“revoc_reg” is a revocation registry. In general, issuers need to be configured so that they are prepared to revoke claims that they issue (in case they issued them with an error, or the privilege associated with the claim should be suspended or lost). The revocation registry tells the world how the issuer will publish revocation info; this is used by provers to prove to relying parties that the claim they present is still valid (instead of having been valid only at the time of issuance). Anybody can issue claims, but I think revocation may be most interesting to public institutions; private individuals who issue claims (e.g., “I’m asserting that my friend Fred is a good surfer”) may not care about this.
sovrin_issuer_create_and_store_keys is about creating the keys that will be used as an issuer of claims; create_and_store_[my|their]_did is about allocating a new pairwise identity.
I haven’t studied the usage of sovrin_wallet_set_seq_no_for_value uses in the example; I’ll see if I can look at that later.
The preferred term for “link invitation” is now “connection request.” In general, we have a bunch of things that either party in a pairwise relationship can offer, request, and provide. We decided to standardize on those verbs, so we have “claim offer”, “claim request”, and “claim”; also “proof offer”, “proof request”, and “proof”. The analog for connections is “connection offer”, “connection request”, and “connection”. However, “connection offer” doesn’t make a lot of sense; it would be sort of like someone sending you an email that says, “Hey, would you like me to connect with you? If so, I will send you an email so you have my return address.” Instead, we just go straight to “connection request”, which is like sending an email that says, “Hey, I’d like to connect with you. Here’s my return email address so you can accept the request if you like.”

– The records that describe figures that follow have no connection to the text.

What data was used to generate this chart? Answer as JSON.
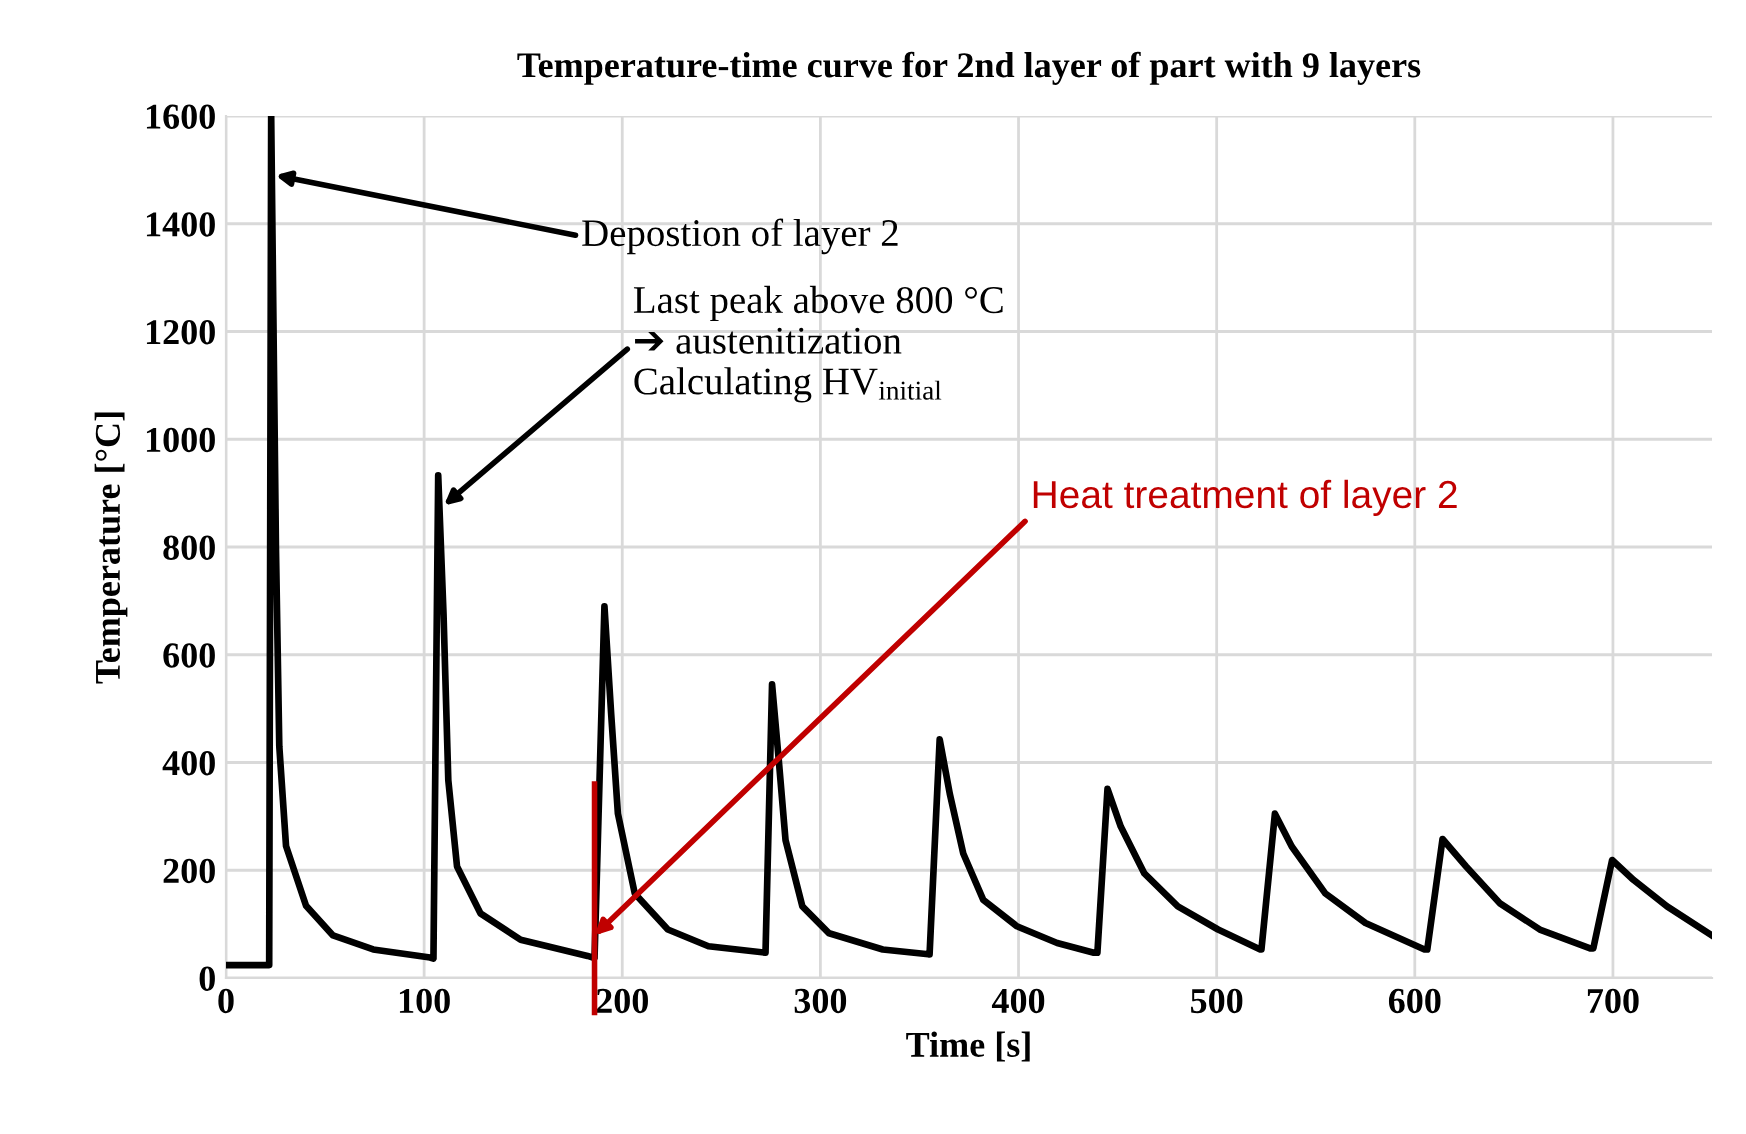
{
  "chart_data": {
    "type": "line",
    "title": "Temperature-time curve for 2nd layer of part with 9 layers",
    "xlabel": "Time [s]",
    "ylabel": "Temperature [°C]",
    "xlim": [
      0,
      750
    ],
    "xticks": [
      0,
      100,
      200,
      300,
      400,
      500,
      600,
      700
    ],
    "ylim": [
      0,
      1600
    ],
    "yticks": [
      0,
      200,
      400,
      600,
      800,
      1000,
      1200,
      1400,
      1600
    ],
    "grid": true,
    "marker": "none",
    "line_style": "solid",
    "series": [
      {
        "color": "#000000",
        "x": [
          0,
          21.8,
          22.8,
          25.2,
          26.9,
          30.3,
          40.4,
          54,
          74.3,
          103,
          104.7,
          107.1,
          109.8,
          112.2,
          116.6,
          128.4,
          148.7,
          182.5,
          186,
          191,
          194.4,
          197.8,
          206.3,
          223,
          243.5,
          272.3,
          275.6,
          279,
          282.4,
          290.9,
          304.4,
          331.5,
          354.5,
          355.1,
          360.2,
          365.3,
          372.1,
          382.2,
          399.2,
          419.5,
          438,
          439.8,
          444.9,
          451.6,
          463.5,
          480.4,
          500.7,
          522,
          522.6,
          529.4,
          537.9,
          554.8,
          575.1,
          604.9,
          606.3,
          614,
          625.9,
          642.8,
          663.1,
          688.5,
          690.1,
          699.6,
          710.4,
          727.3,
          750
        ],
        "values": [
          24,
          24,
          1600,
          800,
          430,
          245,
          134,
          79,
          53,
          38,
          36,
          933,
          674,
          367,
          207,
          120,
          71,
          41,
          37,
          690,
          490,
          305,
          157,
          90,
          59,
          47,
          545,
          404,
          256,
          133,
          83,
          53,
          44,
          44,
          443,
          342,
          231,
          145,
          96,
          65,
          47,
          47,
          351,
          281,
          194,
          133,
          90,
          53,
          53,
          305,
          244,
          157,
          102,
          53,
          53,
          258,
          207,
          139,
          90,
          55,
          55,
          219,
          182,
          133,
          79
        ]
      }
    ],
    "ref_lines": [
      {
        "axis": "x",
        "value": 186,
        "color": "#c00000",
        "line_style": "solid"
      }
    ],
    "annotations": [
      {
        "text": "Depostion of layer 2",
        "x": 25,
        "y": 1490
      },
      {
        "text": "Last peak above 800 °C\n➔ austenitization\nCalculating HV$_{initial}$",
        "x": 110,
        "y": 877
      },
      {
        "text": "Heat treatment of layer 2",
        "x": 186,
        "y": 79
      }
    ]
  }
}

The python versions of wallet and client are eventually going to be replaced by libsovrin, for reasons of consistency. However, that changeover will not be immediate; we only began writing the python wrapper for libsovrin a couple days ago. When we do complete the replacement, we hope the python code that calls today’s python wallet will have only slight tweaks to call a different interface, but will otherwise remain stable.